Jamás he facturado el equipaje en ninguno de los vuelos que he realizado a lo largo de varios continentes. En realidad, no me ha hecho falta, porque siempre viajo con mi trolley, que tiene categoría de «equipaje de mano». Pero en aquella ocasión, abril del 2007, no caí en la cuenta de que la escultura de Martín Chirino y las medidas de seguridad impuestas en los aeropuertos son incompatibles. Por eso ni siquiera imaginé que un segurata del tamaño de un armario de dos cuerpos pudiera pensar que las obras del escultor canario fueran en potencia un arma peligrosa, capaz de cambiar la voluntad de un piloto del puente aéreo Madrid-Barcelona, o de cualquier otro. Cuando aquel energúmeno sacó de mi maleta la escultura y me la confiscó, olvidé el segundo propósito por el que se regía mi vida y lo amenacé con quemarme a lo bonzo si no me permitía viajar con «mi» escultura. Fue tal el escándalo que tuvieron que pedir ayuda a un guardia civil que, por esas cosas del destino, había oído hablar de Martín Chirino —por el acento deduje que era canario—, y finalmente me permitieron llevarla conmigo en el avión.

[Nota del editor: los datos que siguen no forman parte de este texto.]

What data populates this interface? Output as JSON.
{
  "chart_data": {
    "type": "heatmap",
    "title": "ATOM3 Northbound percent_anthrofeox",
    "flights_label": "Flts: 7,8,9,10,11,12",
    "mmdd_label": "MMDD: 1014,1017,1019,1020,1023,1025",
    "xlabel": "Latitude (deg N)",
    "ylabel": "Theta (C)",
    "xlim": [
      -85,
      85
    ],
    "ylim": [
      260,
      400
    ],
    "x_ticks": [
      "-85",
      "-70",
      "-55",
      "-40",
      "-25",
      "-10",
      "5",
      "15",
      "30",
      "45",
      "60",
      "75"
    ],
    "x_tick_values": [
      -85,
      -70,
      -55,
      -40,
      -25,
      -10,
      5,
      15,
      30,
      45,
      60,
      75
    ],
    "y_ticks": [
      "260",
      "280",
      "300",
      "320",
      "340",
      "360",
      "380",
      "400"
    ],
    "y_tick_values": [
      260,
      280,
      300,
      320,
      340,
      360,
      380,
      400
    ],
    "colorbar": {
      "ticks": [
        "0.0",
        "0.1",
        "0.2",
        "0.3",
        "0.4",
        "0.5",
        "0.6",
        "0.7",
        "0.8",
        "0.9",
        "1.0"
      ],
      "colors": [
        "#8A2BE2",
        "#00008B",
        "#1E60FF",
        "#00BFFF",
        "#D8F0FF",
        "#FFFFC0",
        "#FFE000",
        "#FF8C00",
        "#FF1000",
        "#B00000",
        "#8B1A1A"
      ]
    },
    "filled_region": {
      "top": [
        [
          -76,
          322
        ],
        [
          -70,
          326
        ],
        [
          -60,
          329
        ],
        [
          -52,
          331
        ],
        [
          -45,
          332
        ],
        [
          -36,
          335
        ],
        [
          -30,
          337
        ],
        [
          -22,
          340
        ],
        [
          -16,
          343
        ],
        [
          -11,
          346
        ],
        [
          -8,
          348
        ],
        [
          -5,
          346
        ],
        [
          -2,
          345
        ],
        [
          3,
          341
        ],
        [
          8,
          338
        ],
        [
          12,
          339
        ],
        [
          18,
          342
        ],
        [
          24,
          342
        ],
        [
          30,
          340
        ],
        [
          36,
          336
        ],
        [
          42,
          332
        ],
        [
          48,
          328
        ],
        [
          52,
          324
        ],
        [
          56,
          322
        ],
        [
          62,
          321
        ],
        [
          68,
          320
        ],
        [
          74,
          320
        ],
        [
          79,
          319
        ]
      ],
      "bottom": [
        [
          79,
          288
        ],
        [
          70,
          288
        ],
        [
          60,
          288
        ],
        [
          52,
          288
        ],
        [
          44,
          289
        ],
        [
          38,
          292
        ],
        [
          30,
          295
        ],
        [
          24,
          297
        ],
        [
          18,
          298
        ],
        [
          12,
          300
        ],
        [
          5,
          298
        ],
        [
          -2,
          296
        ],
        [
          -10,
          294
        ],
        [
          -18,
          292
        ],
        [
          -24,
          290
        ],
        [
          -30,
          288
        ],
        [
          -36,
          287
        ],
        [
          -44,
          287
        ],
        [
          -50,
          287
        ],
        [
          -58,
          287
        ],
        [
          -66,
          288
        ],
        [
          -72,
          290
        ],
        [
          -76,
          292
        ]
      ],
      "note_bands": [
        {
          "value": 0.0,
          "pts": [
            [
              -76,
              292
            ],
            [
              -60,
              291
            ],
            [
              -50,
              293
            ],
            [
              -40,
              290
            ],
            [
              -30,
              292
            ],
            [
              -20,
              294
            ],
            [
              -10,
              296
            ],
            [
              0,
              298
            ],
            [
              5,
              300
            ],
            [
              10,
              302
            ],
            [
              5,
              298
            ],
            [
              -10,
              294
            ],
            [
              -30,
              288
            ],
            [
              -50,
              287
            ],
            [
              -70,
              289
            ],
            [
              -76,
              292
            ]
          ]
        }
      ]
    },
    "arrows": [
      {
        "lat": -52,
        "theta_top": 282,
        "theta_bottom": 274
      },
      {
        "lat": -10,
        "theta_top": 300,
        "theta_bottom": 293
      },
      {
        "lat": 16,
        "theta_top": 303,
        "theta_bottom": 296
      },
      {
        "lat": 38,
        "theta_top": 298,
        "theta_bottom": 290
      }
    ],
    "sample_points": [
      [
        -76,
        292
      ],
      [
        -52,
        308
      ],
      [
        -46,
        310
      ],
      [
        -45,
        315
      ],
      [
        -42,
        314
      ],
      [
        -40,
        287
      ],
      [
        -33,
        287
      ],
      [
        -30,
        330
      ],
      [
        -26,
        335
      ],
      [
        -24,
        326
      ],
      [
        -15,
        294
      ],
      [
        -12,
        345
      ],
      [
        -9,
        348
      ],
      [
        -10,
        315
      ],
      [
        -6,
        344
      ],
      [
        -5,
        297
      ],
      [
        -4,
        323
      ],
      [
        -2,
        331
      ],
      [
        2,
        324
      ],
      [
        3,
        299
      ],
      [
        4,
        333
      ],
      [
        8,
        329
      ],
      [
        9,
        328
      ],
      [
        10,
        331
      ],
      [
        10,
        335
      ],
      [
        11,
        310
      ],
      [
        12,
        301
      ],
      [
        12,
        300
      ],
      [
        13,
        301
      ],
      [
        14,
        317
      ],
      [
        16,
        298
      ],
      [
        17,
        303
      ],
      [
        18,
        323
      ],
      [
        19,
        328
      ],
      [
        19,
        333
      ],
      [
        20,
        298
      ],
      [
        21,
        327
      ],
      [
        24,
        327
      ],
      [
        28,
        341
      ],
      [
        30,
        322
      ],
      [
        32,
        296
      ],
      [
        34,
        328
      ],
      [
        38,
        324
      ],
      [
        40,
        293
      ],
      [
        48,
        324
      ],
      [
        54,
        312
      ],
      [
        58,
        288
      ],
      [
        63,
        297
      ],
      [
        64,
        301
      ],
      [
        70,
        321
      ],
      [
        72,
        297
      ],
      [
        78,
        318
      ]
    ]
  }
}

El impacto emocional, después de una reflexión que duró los cuarenta y cinco minutos del vuelo, fue grande. Era como volver a fumar o a beber después de décadas de abstinencia. Recuerdo que volví a casa abrazado a la escultura. Cobré el cheque, compré una pequeña casita junto al mar y un coche de tamaño mediano —el primero de mi propiedad—. Desde ese día, cada mañana comienzo a escribir con el sonido del mar al fondo, frente a esta escultura de Martín Chirino que de la forma más inesperada alteró mi visión del mundo y cambió mi vida para siempre.